Clarence Eldefors blog Mostly about the web and technology

22Jul/100

Huge server architectures

I enjoy to read about the architecture about some of the bigger internet related systems around. Be it about database sharding, Hadoop usage, choice of languages or development methods. I will continuously try to post some numbers from these adventures. Here is a start together with links that can be followed for more details.

Facebook

From Data Center Knowledge quoting a talk at Structure 2010 by Facebook’s Jonathan Heiliger.
- 400 million users.
- 16 billion minutes spend on Facebook each day.
- 3 billion new photos per month
- More than a million photos viewed per second.

- Probably over 60,000 servers at date (Data Center Knowledge)
- Thousands of memcache servers. Most likely the biggest memcache cluster (Pingdom).

Akamai

- 65,000 servers spanning 70 countries and 1000 networks.
- Hundreds of billions "Internet interactions" per day
- Traffic peaks at 2 Terabits per second
Source: Akamai

Google

- Server number estimated at 450,000 at 2006 (High Scalability)
- Server number estimated at 1 million by Gartner (Pandia)

25Feb/100

A first glance at hiphop

Facebook recently released their PHP on steroids named HipHop as open source. I listened to their presentation a while before at the FOSDEM conference in Brussels and was as many others impressed - but not as entusiastic as many others seem now.

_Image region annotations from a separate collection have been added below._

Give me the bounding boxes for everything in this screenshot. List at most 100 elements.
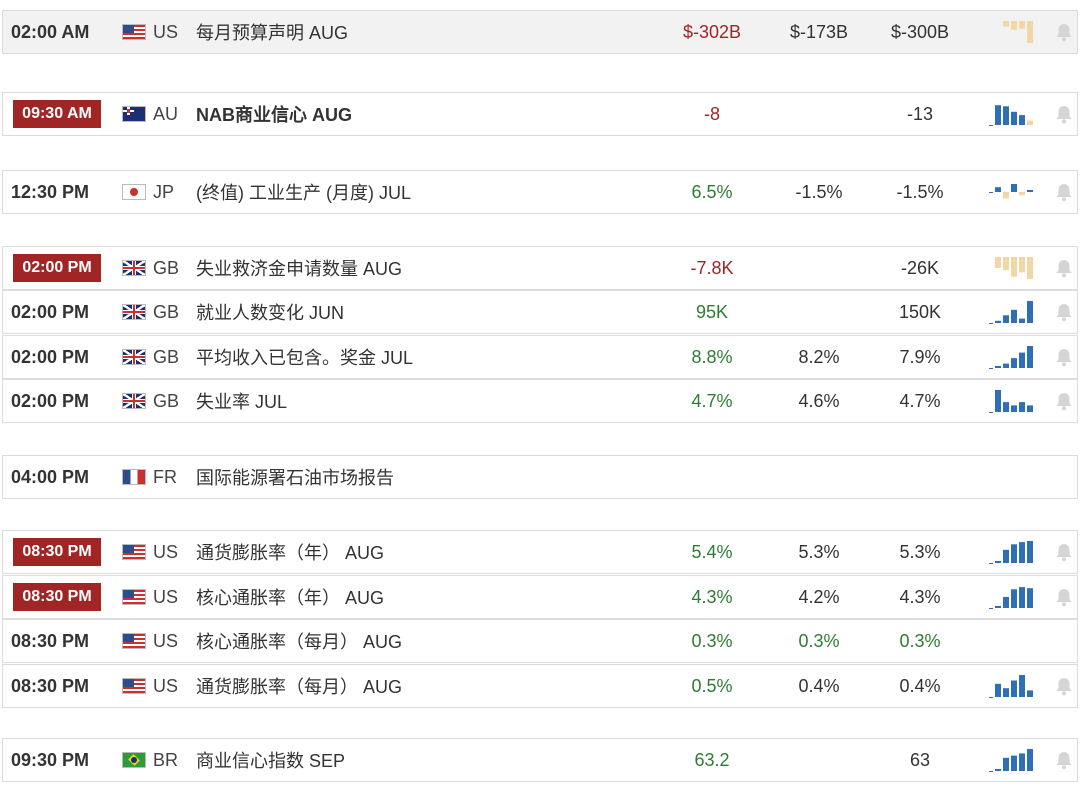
actual-value: 4.7% — [691, 390, 733, 411]
event-time: 09:30 PM — [11, 749, 90, 770]
trend-sparkline[interactable] — [989, 387, 1033, 415]
forecast-value: 4.6% — [798, 390, 840, 411]
event-row[interactable]: 02:00 PM GB 平均收入已包含。奖金 JUL 8.8% 8.2% 7.9% — [2, 335, 1078, 379]
bell-icon[interactable] — [1053, 257, 1075, 279]
event-name[interactable]: (终值) 工业生产 (月度) JUL — [196, 179, 411, 205]
trend-sparkline[interactable] — [989, 298, 1033, 326]
event-row[interactable]: 04:00 PM FR 国际能源署石油市场报告 — [2, 455, 1078, 499]
sparkline-bar — [1027, 541, 1033, 563]
sparkline-bar — [1027, 405, 1033, 412]
actual-value: 0.5% — [691, 675, 733, 696]
event-row[interactable]: 08:30 PM US 核心通胀率（年） AUG 4.3% 4.2% 4.3% — [2, 575, 1078, 619]
event-name[interactable]: 通货膨胀率（年） AUG — [196, 539, 384, 565]
country-code: AU — [153, 103, 179, 124]
sparkline-bar — [995, 257, 1001, 268]
sparkline-bar — [1027, 120, 1033, 125]
event-time: 08:30 PM — [11, 675, 90, 696]
event-time: 02:00 PM — [13, 254, 101, 282]
flag-gb-icon — [122, 260, 146, 276]
event-row[interactable]: 09:30 PM BR 商业信心指数 SEP 63.2 63 — [2, 738, 1078, 782]
event-time: 04:00 PM — [11, 466, 90, 487]
event-row[interactable]: 02:00 AM US 每月预算声明 AUG $-302B $-173B $-300B — [2, 10, 1078, 54]
forecast-value: 4.2% — [798, 586, 840, 607]
event-time: 08:30 PM — [13, 538, 101, 566]
previous-value: 63 — [909, 749, 931, 770]
event-time: 09:30 AM — [13, 100, 101, 128]
actual-value: 0.3% — [691, 630, 733, 651]
bell-icon[interactable] — [1053, 21, 1075, 43]
sparkline-baseline — [989, 412, 993, 413]
event-name[interactable]: 国际能源署石油市场报告 — [196, 464, 394, 490]
trend-sparkline[interactable] — [989, 746, 1033, 774]
sparkline-bar — [1011, 544, 1017, 563]
actual-value: $-302B — [682, 21, 742, 42]
event-row[interactable]: 08:30 PM US 通货膨胀率（年） AUG 5.4% 5.3% 5.3% — [2, 530, 1078, 574]
bell-icon[interactable] — [1053, 346, 1075, 368]
previous-value: $-300B — [890, 21, 950, 42]
bell-icon[interactable] — [1053, 675, 1075, 697]
flag-gb-icon — [122, 393, 146, 409]
event-row[interactable]: 02:00 PM GB 失业率 JUL 4.7% 4.6% 4.7% — [2, 379, 1078, 423]
flag-gb-icon — [122, 304, 146, 320]
event-row[interactable]: 02:00 PM GB 就业人数变化 JUN 95K 150K — [2, 290, 1078, 334]
flag-us-icon — [122, 24, 146, 40]
sparkline-bar — [1011, 21, 1017, 30]
event-name[interactable]: NAB商业信心 AUG — [196, 101, 352, 127]
event-name[interactable]: 通货膨胀率（每月） AUG — [196, 673, 402, 699]
bell-icon[interactable] — [1053, 390, 1075, 412]
event-name[interactable]: 失业率 JUL — [196, 388, 287, 414]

Some say it's nothing new because there has been a small amount of PHP compilers before or because there are op-code caches already. What HipHop does however is not only to compile the code base to C++ but also process the code in several stages - to use as specific data type possible for instance. Facebook engineers are saying that they see 30-50% performance improvement over PHP that is already boosted by APC. Indeed that is a huge deal given the amount of application servers they use.

On the other side a lot of attention it has been gotten is almost the same as that of APC. It´s seen as a general purpose performance booster. But as with APC results for most people will be disappointing for the reason that most of the application time is not spent in the PHP code with most websites.

Facebook is indeed special compared to most websites. For instance they generally do no joins of data at the database level. That results in alot more data in the application as well as more basic application logic.

The reason they often chose to totally exclude joins are several. Amongst others it´s performance draining for the database servers which are generally harder to scale. It´s also very hard to do when you need to query a whole lot of servers (that can also be sharded by different factors) for each and every type of data you want to join.

HipHop is made for the giants by a giant. The huge sites with a lot of traffic that have big amounts of data to do queries against. Smaller sites will have much less benefit from the performance boost of it as most of their time is spent in databases, caches, reading from disk etc. The results will also vary greatly depending on how much of the code base of the website is mundane (basic constructs like loops, processing with non-dynamic variables etc). Basically everything that can be rewritten with static functions and variables are the most welcome targets to the HipHop optimizations.

Even with some 10 commodity application servers I would say that Hip Hop should give little enough performance boost to justify the time that needs to be spent to learn, test and maintain the framework. For Facebook though, I can certainly see how it's very welcome even with several man-years of development costs as they have thousands (?) of application servers and have good reasons not to drop PHP in most heavy parts of it.